The first three levels of this tiered system (from 0 to 2) cannot be classified as autonomous vehicles because they require human drivers to monitor the road at all times. The remaining levels (from 3 to 5) meet the criteria for an autonomous vehicle because the AI is monitoring the driving environment. These can justifiably be called 'AI cars', since they have the ability to behave truly autonomously on the roads.

AI Technology in Autonomous Cars

Without AI technology, self-driving cars would be a far-fetched sci-fi concept. But thanks to the ability of AI to mimic human behavior, self-driving cars are far along in their development, and truly autonomous vehicles are on the horizon.

Many installed sensors and technology systems interact with the car’s AI, allowing the vehicle to drive itself.

1.    LIDAR

Light Detection and Ranging (LIDAR) systems in self-driving cars use light beams and their reflected pathways to create a 360° map of the immediate environment around the vehicle.

2.    RADAR

Radio Detection and Ranging (RADAR) systems use radio waves to determine the distance between objects and the sensor at the front of the vehicle.

3.    Cameras

A mounted camera system captures real-time obstacles and changes in the car’s environment. AI-powered computer vision then interprets the data collected from the camera’s visuals and uses it to dictate movement.

4.    Infrared Sensors

In conditions of low light, poor weather, or a generally unfavorable driving environment, infrared sensors can detect pedestrians, cyclists, lane markings, and other objects on the road.

5.    GPS and INS

To reach its destination safely, a self-driving car relies on Global Positioning Systems (GPS) and Inertial Navigation Systems (INS). The former triangulates positions using satellite signals, while the latter uses gyroscopes and accelerometers to measure the car’s speed, velocity, and orientation.

6.    Map Database

Most manufacturers augment GPS and INS by including prebuilt maps in the vehicle as a failsafe.

7.    Ultrasonic Sensors

These sensors are placed on the back and front of the vehicle, where they assist with parking.

8.    Dedicated Short-Range Communication (DSRC)

DSRC uses vehicle-to-vehicle (V2V) and vehicle-to-infrastructure (V2I) communication systems to send and receive critical traffic and road data while driving.

AI Applications in Self-Driving Cars

AI’s defining quality is how it mimics human behavior, and driving is one of the most complex tasks we perform daily. Multiple cognitive processes are involved in driving safely, and they are all assigned to AI in autonomous vehicles.

AI can do the following:

  • Data processing
  • Path planning
  • Path execution
  • Vehicle maintenance
  • Data collection

Hazards of AI-Driven Autonomous Cars

Human drivers are prone to error. But while autonomous vehicles are designed to mitigate mistakes on the road, they come with their own set of hazards.

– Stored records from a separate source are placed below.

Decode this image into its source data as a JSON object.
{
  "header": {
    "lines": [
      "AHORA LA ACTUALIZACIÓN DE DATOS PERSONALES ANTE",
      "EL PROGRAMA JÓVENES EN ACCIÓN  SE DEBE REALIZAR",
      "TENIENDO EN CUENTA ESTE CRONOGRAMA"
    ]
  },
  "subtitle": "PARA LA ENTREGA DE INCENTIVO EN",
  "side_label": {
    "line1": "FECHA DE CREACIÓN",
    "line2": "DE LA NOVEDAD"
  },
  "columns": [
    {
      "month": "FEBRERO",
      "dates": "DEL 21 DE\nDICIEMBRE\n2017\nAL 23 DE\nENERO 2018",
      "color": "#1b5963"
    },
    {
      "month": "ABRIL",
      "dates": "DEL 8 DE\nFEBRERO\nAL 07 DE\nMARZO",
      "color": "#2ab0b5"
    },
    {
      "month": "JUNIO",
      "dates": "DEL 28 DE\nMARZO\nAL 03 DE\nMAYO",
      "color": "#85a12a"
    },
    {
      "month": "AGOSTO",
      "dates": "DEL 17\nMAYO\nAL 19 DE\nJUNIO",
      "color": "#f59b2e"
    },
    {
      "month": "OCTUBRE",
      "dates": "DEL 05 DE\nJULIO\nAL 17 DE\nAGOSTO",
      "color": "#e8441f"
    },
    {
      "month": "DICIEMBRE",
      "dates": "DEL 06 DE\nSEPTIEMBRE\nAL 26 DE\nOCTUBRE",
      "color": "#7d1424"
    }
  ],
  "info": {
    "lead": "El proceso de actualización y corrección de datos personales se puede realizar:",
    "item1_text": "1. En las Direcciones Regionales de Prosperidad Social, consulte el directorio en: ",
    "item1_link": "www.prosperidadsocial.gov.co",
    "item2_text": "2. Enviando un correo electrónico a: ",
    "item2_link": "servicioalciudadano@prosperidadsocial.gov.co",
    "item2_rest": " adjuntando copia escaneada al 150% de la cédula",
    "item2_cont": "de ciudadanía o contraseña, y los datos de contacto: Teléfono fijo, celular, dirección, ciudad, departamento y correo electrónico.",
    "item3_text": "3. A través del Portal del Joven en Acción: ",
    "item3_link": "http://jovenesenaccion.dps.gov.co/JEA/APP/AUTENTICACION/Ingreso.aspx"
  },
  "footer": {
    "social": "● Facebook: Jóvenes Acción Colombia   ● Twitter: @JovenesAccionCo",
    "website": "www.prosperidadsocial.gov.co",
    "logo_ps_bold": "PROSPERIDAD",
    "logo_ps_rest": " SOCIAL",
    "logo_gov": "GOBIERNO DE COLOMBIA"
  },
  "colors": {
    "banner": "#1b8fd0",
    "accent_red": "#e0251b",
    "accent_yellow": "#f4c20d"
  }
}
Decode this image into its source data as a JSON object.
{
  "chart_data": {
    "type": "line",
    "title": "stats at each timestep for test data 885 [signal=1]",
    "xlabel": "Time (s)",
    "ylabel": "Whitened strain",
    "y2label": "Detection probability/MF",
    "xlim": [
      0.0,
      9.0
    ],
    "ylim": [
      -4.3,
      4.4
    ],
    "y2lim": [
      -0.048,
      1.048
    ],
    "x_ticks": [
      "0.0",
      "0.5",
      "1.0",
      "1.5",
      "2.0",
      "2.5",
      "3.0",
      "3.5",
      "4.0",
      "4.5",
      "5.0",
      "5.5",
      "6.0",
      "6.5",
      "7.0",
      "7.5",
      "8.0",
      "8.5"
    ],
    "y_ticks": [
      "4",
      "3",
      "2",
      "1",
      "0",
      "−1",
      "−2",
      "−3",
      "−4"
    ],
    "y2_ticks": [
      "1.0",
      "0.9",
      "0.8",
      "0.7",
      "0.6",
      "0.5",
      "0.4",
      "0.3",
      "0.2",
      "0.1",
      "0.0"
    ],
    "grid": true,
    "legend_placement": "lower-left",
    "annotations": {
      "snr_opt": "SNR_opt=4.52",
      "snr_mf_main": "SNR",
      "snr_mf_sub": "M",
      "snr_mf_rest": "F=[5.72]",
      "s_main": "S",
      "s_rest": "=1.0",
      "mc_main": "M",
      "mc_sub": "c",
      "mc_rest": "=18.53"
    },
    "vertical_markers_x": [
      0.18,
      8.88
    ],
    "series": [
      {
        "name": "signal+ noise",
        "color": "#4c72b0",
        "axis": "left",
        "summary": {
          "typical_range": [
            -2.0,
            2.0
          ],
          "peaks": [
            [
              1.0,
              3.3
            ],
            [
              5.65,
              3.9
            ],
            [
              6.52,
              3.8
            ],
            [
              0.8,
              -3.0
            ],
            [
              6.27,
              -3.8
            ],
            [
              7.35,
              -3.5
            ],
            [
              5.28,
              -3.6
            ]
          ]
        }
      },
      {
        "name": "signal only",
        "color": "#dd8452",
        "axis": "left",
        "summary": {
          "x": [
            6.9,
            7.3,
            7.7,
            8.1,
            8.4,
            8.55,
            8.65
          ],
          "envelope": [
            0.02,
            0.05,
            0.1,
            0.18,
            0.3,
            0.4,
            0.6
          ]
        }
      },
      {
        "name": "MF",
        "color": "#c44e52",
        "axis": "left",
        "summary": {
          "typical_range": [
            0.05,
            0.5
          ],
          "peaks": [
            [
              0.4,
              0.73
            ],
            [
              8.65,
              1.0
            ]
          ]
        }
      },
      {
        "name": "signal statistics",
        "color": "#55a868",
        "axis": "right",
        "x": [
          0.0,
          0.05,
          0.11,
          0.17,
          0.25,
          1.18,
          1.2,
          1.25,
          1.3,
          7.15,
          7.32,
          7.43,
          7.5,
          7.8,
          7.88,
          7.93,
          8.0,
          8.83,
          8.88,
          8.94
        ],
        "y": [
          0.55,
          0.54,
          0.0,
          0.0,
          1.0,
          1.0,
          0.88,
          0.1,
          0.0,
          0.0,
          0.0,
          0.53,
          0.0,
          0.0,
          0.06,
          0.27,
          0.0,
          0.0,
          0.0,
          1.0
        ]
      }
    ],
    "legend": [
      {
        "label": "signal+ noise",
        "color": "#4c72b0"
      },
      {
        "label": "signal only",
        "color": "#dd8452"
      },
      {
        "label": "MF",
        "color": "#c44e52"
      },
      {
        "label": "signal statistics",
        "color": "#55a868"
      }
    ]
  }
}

The dangers and obstacles to the widespread use of self-driving cars include:

  • Safety: Miscalculations in the programming and engineering of self-driving cars can lead to accidents.
  • Security: Location data and other private information tracked by sensors could lead to security concerns.
  • Ethics: Self-driving cars are convenient, but they could endanger the jobs of those in the transportation industry, such as cab drivers and long-haul truckers.

The Road Ahead for AI in Autonomous Vehicles

Automotive manufacturers have already realized autonomous vehicles' potential to change how people drive. The Tesla self-driving car is the current poster child of the segment, but the biggest companies in the world, including General Motors, Toyota, Nissan, Volkswagen, and Ford, are also in the mix. By 2024, 54 million cars worldwide are expected to have some automation built in. The self-driving,AI car movement is just starting to rev its engines!